First Circuit Finds That Excited Utterances Can Follow Subsequent Startling Events
Federal Rule of Evidence 803(2) provides an exception to the rule against hearsay for
A statement relating to a startling event or condition, made while the declarant was under the stress of excitement that it caused.
Back in 2005, in my article, “A Shock to the System,” I argued that this “excited utterance exception should apply to subsequent starting events that re-ignite the flame of stress caused by an initial incident. In its recent opinion in United States v. Irizarry-Sisco, 87 F.4th 38 (1st Cir. 2023), the First Circuit reached this same conclusion.
In Irizarry-Sisco, Minor Y was alleged sexually assaulted by Wally Irizarry-Sisco at the Marbella. At trial,
one of Minor Y’s neighbors, Wanda Pagan-Colon, testified that Minor Y and her sister were visiting Pagan’s house when Minor Y thought she heard the sound of Irizarry’s Suzuki Vitara outside. After Minor Y told Pagan and her sister to “listen,” she “got very nervous. Her eyes got really big. She started moving her fingers, and she started looking everywhere when she said that she heard the sound of the car.” Only about a week had passed since the Marbella motel incident. After hearing the truck, Minor Y’s sister mentioned that their mother did not “want Old Man Wally at the house.”

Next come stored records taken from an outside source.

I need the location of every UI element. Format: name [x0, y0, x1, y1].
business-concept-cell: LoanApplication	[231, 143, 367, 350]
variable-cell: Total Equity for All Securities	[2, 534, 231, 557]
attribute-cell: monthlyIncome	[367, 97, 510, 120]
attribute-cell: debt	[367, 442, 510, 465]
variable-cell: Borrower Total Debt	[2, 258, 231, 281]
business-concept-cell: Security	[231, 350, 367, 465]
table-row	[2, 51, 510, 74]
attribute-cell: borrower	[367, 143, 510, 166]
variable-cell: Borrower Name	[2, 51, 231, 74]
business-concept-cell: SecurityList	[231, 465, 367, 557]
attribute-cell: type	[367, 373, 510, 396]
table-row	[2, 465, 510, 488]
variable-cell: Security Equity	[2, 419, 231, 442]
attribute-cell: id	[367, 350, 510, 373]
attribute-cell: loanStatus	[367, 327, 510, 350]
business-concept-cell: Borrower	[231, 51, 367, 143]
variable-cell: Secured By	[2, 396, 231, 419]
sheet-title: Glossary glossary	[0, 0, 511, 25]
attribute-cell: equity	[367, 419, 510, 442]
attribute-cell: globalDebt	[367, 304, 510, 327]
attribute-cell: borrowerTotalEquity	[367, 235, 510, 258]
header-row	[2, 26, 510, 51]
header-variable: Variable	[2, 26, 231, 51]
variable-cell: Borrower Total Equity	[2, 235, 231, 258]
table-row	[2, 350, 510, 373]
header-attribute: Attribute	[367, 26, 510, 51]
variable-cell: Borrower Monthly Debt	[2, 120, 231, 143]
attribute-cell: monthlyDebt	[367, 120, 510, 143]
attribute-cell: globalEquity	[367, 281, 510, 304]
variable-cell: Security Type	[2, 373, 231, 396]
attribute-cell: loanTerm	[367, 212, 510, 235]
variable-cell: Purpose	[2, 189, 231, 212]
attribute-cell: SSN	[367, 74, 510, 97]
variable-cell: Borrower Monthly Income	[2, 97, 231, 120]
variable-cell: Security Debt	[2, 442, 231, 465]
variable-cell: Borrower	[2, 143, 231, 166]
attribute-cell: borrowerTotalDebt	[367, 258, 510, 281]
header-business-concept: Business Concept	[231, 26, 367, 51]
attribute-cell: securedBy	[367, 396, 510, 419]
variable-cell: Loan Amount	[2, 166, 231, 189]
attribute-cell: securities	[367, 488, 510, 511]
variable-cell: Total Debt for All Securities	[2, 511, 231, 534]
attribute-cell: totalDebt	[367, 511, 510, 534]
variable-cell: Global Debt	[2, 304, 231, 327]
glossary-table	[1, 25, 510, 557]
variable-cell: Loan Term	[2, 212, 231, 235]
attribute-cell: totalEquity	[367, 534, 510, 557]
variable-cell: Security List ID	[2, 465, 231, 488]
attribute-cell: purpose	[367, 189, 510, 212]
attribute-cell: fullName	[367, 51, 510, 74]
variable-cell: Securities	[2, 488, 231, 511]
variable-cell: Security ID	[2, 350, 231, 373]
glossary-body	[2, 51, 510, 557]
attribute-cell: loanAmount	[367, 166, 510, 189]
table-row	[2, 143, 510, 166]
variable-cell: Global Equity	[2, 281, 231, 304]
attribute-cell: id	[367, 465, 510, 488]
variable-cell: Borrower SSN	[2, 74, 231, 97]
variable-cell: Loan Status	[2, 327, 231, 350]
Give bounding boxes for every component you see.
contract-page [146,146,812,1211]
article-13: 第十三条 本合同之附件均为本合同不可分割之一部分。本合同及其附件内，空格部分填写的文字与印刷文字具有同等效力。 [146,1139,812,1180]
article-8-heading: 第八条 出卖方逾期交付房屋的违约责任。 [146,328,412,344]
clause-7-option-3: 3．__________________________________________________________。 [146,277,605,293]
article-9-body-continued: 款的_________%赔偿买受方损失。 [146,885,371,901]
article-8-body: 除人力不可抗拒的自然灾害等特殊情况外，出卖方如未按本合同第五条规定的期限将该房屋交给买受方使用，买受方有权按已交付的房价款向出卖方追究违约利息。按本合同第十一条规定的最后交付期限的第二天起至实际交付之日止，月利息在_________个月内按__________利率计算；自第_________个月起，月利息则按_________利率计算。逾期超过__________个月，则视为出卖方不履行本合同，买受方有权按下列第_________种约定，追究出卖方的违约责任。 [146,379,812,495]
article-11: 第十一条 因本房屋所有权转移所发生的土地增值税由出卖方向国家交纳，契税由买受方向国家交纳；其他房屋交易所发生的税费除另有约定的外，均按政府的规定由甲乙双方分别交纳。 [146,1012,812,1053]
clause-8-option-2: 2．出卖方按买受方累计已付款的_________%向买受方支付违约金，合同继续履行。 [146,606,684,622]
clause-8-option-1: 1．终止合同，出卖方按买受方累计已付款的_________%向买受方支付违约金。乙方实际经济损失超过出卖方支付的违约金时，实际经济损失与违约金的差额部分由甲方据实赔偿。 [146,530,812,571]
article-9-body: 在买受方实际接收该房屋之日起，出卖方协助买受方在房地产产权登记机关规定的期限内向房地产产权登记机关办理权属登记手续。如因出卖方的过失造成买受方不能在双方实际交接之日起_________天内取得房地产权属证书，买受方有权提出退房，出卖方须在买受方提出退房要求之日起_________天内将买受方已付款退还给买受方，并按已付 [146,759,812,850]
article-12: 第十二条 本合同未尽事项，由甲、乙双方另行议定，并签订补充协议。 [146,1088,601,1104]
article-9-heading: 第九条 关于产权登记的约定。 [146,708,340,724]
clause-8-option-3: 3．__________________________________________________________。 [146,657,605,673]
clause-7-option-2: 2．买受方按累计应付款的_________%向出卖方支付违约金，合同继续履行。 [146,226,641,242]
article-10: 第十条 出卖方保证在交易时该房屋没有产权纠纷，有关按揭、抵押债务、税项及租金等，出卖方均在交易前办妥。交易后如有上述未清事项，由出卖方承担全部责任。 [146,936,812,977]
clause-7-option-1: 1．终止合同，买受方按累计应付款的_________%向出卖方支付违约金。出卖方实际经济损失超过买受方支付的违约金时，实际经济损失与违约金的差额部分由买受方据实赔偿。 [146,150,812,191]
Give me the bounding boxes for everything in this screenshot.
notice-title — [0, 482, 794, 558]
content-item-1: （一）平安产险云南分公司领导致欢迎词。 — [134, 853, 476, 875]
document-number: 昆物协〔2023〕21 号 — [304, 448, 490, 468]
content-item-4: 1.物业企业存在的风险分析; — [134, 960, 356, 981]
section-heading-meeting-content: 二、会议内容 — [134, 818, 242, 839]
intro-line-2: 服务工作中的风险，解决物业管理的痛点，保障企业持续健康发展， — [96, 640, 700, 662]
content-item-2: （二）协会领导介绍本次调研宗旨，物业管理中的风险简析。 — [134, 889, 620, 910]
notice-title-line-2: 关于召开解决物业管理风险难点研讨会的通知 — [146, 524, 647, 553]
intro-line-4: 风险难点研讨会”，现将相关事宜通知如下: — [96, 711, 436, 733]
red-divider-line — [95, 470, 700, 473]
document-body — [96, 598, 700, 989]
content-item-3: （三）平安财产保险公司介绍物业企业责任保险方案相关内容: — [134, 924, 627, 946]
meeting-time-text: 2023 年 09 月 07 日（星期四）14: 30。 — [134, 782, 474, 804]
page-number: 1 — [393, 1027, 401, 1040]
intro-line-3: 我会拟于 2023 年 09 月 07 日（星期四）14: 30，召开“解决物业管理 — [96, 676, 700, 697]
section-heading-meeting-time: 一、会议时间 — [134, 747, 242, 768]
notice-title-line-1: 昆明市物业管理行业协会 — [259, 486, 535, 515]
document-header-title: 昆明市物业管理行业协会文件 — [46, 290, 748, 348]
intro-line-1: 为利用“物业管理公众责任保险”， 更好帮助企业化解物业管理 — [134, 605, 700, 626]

Seeing Minor Y’s distress, Pagan asked if Irizarry had done anything to her. Pagan testified, over Irizarry’s objections, that while Minor Y initially denied that anything had happened, she was acting very nervous and unusual and so Pagan “insist[ed] and [she] asked [Minor Y], did he do anything to you?” Minor Y got even more nervous and said, “Yes, Ti-Ti.” Pagan then asked, “What did he do? Tell me what he did to you.” Minor Y began to explain, but Pagan asked, “[W]hat he has between his legs, did he put it in your woo-woo?” Minor Y responded, “Yes, Ti-Ti.” Pagan asked, “What else happened?” Minor Y reportedly told her, while crying, that “some white stuff came out.” When Pagan later looked out of her window, she indeed saw Irizarry’s truck parked across the street outside Minor Y’s house.
On appeal, Irizarry argued that Pagan’s testimony concerning Minor Y’s statements was hearsay improperly admitted by the district court under the “excited utterance” exception.
In denying this appeal, the First Circuit held, inter alia, that
We find persuasive the reasoning of our sister court in Napier, in which a victim of a violent assault, roughly eight weeks after the attack, was ‘re-excited’ after being shown a newspaper photograph of her alleged attacker by her sister at home. 518 F.2d at 317. The victim’s sister testified that the victim’s “immediate reaction was one of great distress and horror and upset,” and that the victim “pointed to it and she said very clearly, ‘He killed me, he killed me.’”…The Ninth Circuit looked at the effect on the victim and found that the victim’s “suddenly and unexpectedly” being “confronted with a photograph of her alleged assailant” was a sufficiently startling event to qualify under the rule….While seeing a newspaper photograph was not in and of itself an event that might typically be considered ‘startling,’ its connection with a previous startling event — even one remote in time — imbued it with that quality in light of the effect that it had on the victim. See id.
Similarly, Pagan explained that after hearing the sound of Irizarry’s truck, Minor Y “got very nervous. Her eyes got really big. She started moving her fingers, and she started looking everywhere when she said that she heard the sound of the car.” She also began to cry and continued to do so throughout her conversation with Pagan and her sister. Minor Y testified at trial that when she heard the sound of Irizarry’s truck, she knew “he was going to my house to get me.” Pagan went as far as to characterize Minor Y as “hysterical” during their conversation.
While hearing a truck is not in and of itself startling, when that truck is associated with the two recent sexual assaults that Minor Y had allegedly experienced, hearing that sound could have had the potential to ‘re-excite’ Minor Y (and clearly seemed to do so). The prospect of a third consecutive weekend of sexual abuse, when the second had been a dramatic escalation from the first, was undoubtedly frightening for Minor Y. We cannot say, at least under the first prong, that the district court abused its discretion in determining that hearing Irizarry’s truck was a startling event for Minor Y.